Muito disso vem do apelo visual que tornou o quarteto principal as meninas que toda diferentona queria ser ou ter como melhores amigas. O figurino das garotas recriou o estilo gótico para toda uma nova geração e sua representação na tela dizia algo que, hoje, é entoado em hinos pop e reproduzido em séries de TV: “Tudo bem se você for diferente”.

Se a trilha sonora puramente funcional deixa a desejar (ela é composta largamente de versões de músicas famosas feitas por bandas de quinta categoria), o cuidado com o qual as cenas de bruxaria foram feitas (um dos coroteiristas era realmente interessado no assunto e havia consultores no set), assim como os efeitos visuais surpreendentes para a época e para o orçamento do filme (o confronto final, cheio de animais peçonhentos, é marcante), garantem sequências memoráveis que, hoje, viraram gifs populares para a geração Tumblr.

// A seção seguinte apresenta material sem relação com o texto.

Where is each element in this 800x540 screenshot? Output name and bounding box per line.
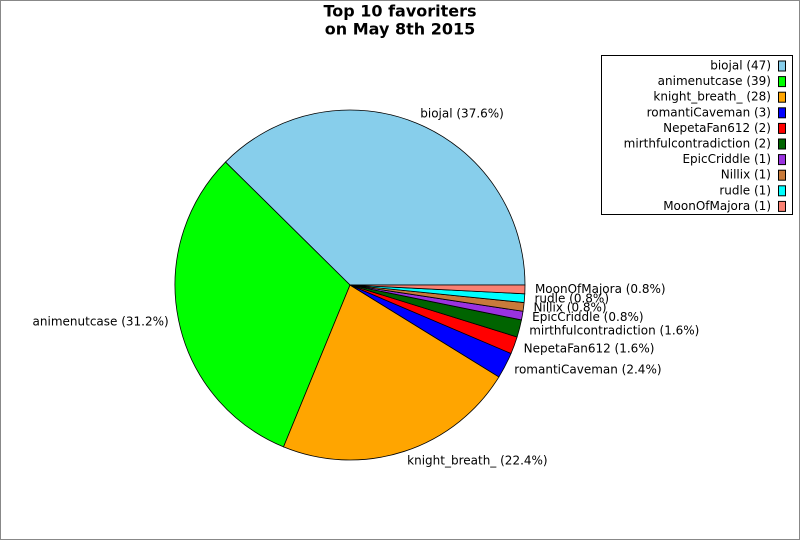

Com o passar dos anos, é a acessibilidade de “Jovens Bruxas” que garante sua longevidade. O foco do filme nos problemas das garotas dá força à proposta principal do longa: “O que aconteceria se você tivesse poderes mágicos no ensino médio?”. O poder do feminino e o poder do diferente ressoam com um século XXI que busca cada vez mais representatividade de segmentos e, claro, com adolescentes, esses seres que já fazem estrago mesmo sem magia.